Over the Moat

castle

We took a different turn in the workshop today, getting away from demonstrations of digital tools, and having a long conversation about the nature of reaching beyond the walls of our institutions, be they museums or universities, to make our work more accessible to a broader audience.  The most worrisome aspect of this issue to me is the nature of authority that is the foundation of academic life.  There is a strong bias against projects that communicate with “the public” as being easy, backsliding, faux “scholarship” that really doesn’t deserve the name.  “Real” scholarship advances the field and is by nature of interest to a small group of specialists–at least, that is what we are taught in grad school, and that is the kind of work that is rewarded by promotion and tenure committees.  The sad thing is, of course, that by putting so much emphasis on specialist work, academics have built up walls between themselves and the public, to whom we are increasingly irrelevant (except, maybe, for a few telegenic Ph.D.s in economics and Middle East poli-sci who are valuable for talking points on evening news programs).  We talked a lot today about how we might reach out to different constituencies, but the nagging thought in the back of my mind persisted: what if they just don’t want to talk to us, let alone hear what we have to say?
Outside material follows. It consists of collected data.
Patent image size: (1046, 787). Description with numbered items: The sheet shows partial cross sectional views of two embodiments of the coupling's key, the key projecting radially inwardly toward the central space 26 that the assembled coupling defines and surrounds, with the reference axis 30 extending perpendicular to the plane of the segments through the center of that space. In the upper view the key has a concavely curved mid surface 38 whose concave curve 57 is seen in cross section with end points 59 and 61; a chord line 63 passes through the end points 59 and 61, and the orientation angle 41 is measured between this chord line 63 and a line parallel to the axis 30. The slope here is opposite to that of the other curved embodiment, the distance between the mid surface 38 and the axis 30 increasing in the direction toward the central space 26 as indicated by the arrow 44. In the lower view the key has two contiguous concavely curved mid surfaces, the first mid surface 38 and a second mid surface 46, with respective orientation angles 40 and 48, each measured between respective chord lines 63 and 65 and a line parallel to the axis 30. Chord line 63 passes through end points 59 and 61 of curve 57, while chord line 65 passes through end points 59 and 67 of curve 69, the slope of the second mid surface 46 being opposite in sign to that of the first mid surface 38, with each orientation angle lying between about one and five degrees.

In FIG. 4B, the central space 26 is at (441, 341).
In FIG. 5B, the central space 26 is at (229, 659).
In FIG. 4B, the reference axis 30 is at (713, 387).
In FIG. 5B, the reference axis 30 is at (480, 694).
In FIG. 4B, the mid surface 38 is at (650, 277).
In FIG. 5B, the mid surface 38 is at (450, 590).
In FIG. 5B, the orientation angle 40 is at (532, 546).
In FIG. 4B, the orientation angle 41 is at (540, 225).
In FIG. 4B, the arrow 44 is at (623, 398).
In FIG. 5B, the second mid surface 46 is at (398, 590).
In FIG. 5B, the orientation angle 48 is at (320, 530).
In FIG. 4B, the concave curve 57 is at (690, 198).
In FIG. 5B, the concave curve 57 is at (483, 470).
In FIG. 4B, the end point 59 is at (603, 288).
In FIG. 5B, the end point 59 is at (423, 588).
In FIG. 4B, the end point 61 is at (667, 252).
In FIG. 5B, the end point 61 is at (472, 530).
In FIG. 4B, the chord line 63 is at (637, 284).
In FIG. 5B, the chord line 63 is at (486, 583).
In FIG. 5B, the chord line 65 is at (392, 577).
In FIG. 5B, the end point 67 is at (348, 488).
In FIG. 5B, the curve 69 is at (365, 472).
I am fortunate to work in a field (architectural history) that is generally appealing to “the general public”–my subject is often on their television sets, and is part of their family vacations. So it should be easier for me and my peers to help to bridge that gap, to help reverse the destructive and prevalent idea that the humanities have little place in contemporary life.  But before, or as, academics try to swim across the moat (hoping there is a receptive audience on the other side) it is essential that the infrastructure of academic life–committee chairs, deans, provosts, boards of trustees–adjust the rewards system, and make it safe to do work that is accessible.  This does not mean, by any means, that it is simpler work; in fact nurturing historical thinking among 20-somethings is (in my experience) loads harder than writing an article from primary sources that will be read by a few dozen scholars in my narrow field.  Although this also shifts greater responsibility back to those committees to judge scholarly contributions (they can’t just count pages published in journals any more), it is the right thing to do, and, realistically, it is the only sustainable thing to do, lest we all research ourselves and our institutions out of existence.